Accountability, diversity and greater parental choice were all tied into another crucial component of the Act - regular standardised testing or assessment with published results.

Those four Key Stages – at ages 7, 11 and 14, and 16 – have endured.

Some argue that the culture of competition they fostered pushed schools to improve educational provision and outcomes.

Others say they promoted teaching to the test over giving children a fuller education.

How did the Education Reform Act make schools more autonomous?

Baker decentralised power away from Local Education Authorities by handing control of budgets to headteachers and governors under the Local Management of Schools (LMS) section of the ERA. 

To this day governing boards still have responsibility for school expenditure not local authorities. 

Headteachers manage budgets on a day-to-day basis and are answerable to the board.

This unprecedented autonomy promoted a more market-based approach to education.

Debate rages around whether this widened the gap between well-resourced and under-resourced schools or encouraged efficiency and innovation.

Whichever side of the fence you're on, LMS undeniably increased parental involvement in their children’s education and created competition between institutions.

The enduring notion of parental preference for schools has influenced subsequent policies and shaped parent’s expectations.

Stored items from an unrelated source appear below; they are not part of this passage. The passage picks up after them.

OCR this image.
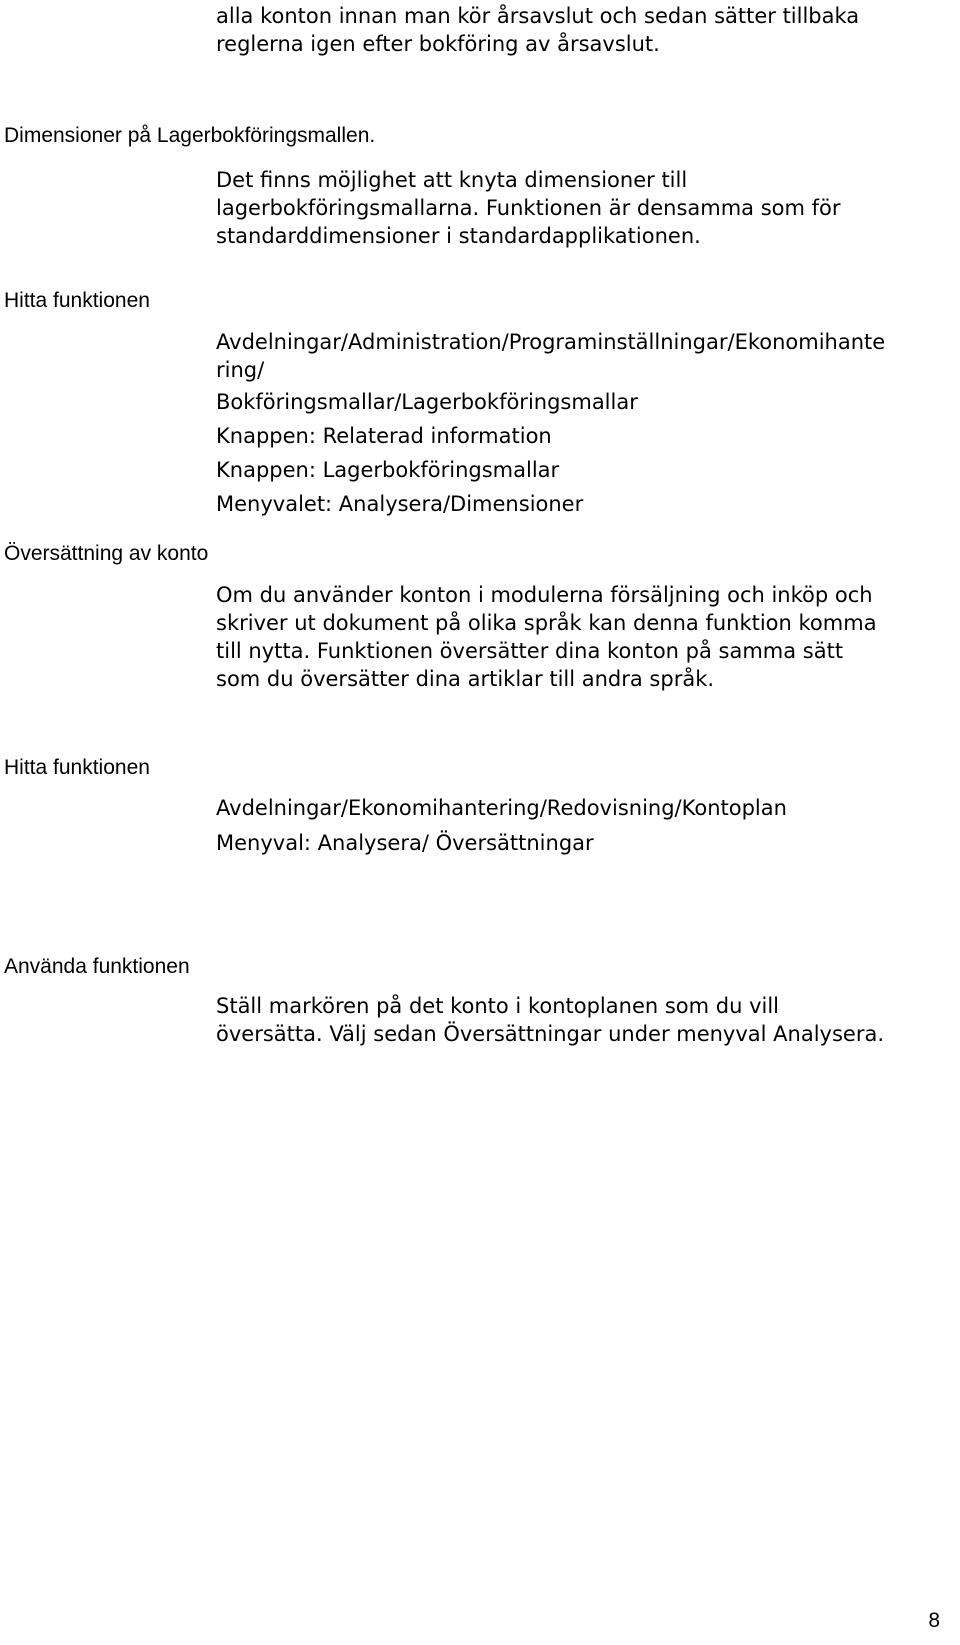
alla konton innan man kör årsavslut och sedan sätter tillbaka
reglerna igen efter bokföring av årsavslut.

Dimensioner på Lagerbokföringsmallen.

Det finns möjlighet att knyta dimensioner till
lagerbokföringsmallarna. Funktionen är densamma som för
standarddimensioner i standardapplikationen.

Hitta funktionen

Avdelningar/Administration/Programinställningar/Ekonomihante
ring/

Bokföringsmallar/Lagerbokföringsmallar

Knappen: Relaterad information

Knappen: Lagerbokföringsmallar

Menyvalet: Analysera/Dimensioner

Översättning av konto

Om du använder konton i modulerna försäljning och inköp och
skriver ut dokument på olika språk kan denna funktion komma
till nytta. Funktionen översätter dina konton på samma sätt
som du översätter dina artiklar till andra språk.

Hitta funktionen

Avdelningar/Ekonomihantering/Redovisning/Kontoplan

Menyval: Analysera/ Översättningar

Använda funktionen

Ställ markören på det konto i kontoplanen som du vill
översätta. Välj sedan Översättningar under menyval Analysera.

8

Linked to the idea of decentralisation, marketisation and greater parental preference was the concept of Grant Maintained schools and City Technical Colleges - part of Baker’s attempts to elevate vocational and technical education - which were partially sponsored by the private sector.

These centrally-funded schools are the ancestors of today’s foundation schools and University Technology Colleges.

More broadly, they can be seen as precursors to academies.

How do we assess the legacy of Ken Baker's Education Reform Act?

The legacy of the ERA is complex and divisive.

Whether you think Baker’s reforms brought greater accountability and self-determination or that they promoted inequality and favoured competition over collaboration, there’s no denying their influence.

They have had global impact and continue to inform contemporary debate about the shape and purpose of education.

As with much of education, the time needed for any policy to take root is substantial.

Through a child’s 13 years in education, a lot can change.

Baker’s reforms focusing on standardisation, accountability and autonomy are the most recent substantial overhaul of education.

Their other aim, to raise the standing of vocational and technical education in a similar way to Germany, had been a long-held ambition for the sector.

The Advanced British Standard and the Baker Reforms' long shadow

Some 35 years on, Rishi Sunak is grappling with this same issue through his Advanced British Standard (ABS).

The ABS is trying to re-frame education to have a holistic, vocational and academic system for all post-16 students - in some ways, seeking to shake up an education landscape underpinned by foundations laid in the 1980s.

Who knows what will be written in 2058 about the impact of this latest round of reform.